Regardless, a combination of Honda and Nissan has long been anticipated, and even explored, in the past, with the Japanese auto industry coalescing into two camps: One including the two carmakers and another controlled by the Toyota Motor Corp. group of companies.

A Kyodo report over the weekend citing people that weren’t identified said Nissan and Honda are considering a manufacturing partnership in which they will build vehicles at each other’s plants. Honda will also study possibly producing hybrid vehicles for Nissan, which is also struggling in the US where the demand for those sort of cars is strong.

Japanese automakers aren’t the only ones suffering in China. General Motors Co. is facing $5 billion in charges and writedowns related to its operations in the country as it seeks to turn around a once-profitable business. Germany’s Volkswagen AG, along with BMW and Mercedes, are also struggling after falling behind on technology trends.

Read More: VW, BMW and Mercedes Are Getting Left in the Dust by China’s EVs

Nissan expects to produce 3.2 million vehicles during its current fiscal year, well below its ability to produce 5 million units annually. While that translates to a capacity utilization rate of 64%, excluding China, the rate improves to around 73%, Nissan Executive Vice President Hideyuki Sakamoto told analysts in November.

Optimal capacity utilization rates for legacy automakers is widely considered to be at more than 80%, according to Tatsuo Yoshida, senior analyst at Bloomberg Intelligence. 

Seven months after pledging to increase annual global sales by 1 million units over the next three years, Nissan Chief Executive Officer Makoto Uchida walked that back when announcing the company’s restructuring measures last month. Despite the planned job cuts and potential plant closures, he hasn’t given details of where they might happen.
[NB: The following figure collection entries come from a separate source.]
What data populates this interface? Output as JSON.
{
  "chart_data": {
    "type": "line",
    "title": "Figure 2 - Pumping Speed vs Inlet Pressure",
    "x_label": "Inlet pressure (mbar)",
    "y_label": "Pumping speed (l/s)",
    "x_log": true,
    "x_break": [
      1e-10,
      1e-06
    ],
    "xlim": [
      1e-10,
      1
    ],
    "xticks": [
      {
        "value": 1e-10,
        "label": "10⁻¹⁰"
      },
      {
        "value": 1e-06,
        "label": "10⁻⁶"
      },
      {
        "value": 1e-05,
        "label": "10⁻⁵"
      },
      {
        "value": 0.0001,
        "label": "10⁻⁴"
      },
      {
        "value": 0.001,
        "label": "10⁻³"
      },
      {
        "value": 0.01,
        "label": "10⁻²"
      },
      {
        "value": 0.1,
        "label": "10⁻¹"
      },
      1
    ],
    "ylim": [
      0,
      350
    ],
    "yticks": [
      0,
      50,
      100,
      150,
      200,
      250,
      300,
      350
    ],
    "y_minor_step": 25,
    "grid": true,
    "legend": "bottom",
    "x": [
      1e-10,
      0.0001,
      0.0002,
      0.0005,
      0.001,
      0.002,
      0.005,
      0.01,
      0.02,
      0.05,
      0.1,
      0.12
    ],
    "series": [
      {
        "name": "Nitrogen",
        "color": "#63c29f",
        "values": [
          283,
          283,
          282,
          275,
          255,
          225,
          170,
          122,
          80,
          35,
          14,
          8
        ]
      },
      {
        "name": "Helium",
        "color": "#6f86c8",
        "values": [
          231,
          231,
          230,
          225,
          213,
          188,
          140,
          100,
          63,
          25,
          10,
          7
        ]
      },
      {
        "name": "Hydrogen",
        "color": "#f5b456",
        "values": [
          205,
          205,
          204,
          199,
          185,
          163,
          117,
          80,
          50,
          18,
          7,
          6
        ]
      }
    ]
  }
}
Nissan is already adjusting production speeds and work-shift schedules while integrating old lines with newer ones, Vice President Sakamoto said. Next-generation production technology introduced at its Tochigi plant will be deployed at other facilities to save on headcount. These measures should start to deliver results as soon as next year, he said.

“I wouldn’t say the Chinese market won’t ever be a lucrative one for Japanese manufacturers,” Yoshida said. “But it’s not going to happen during the next three to five years.”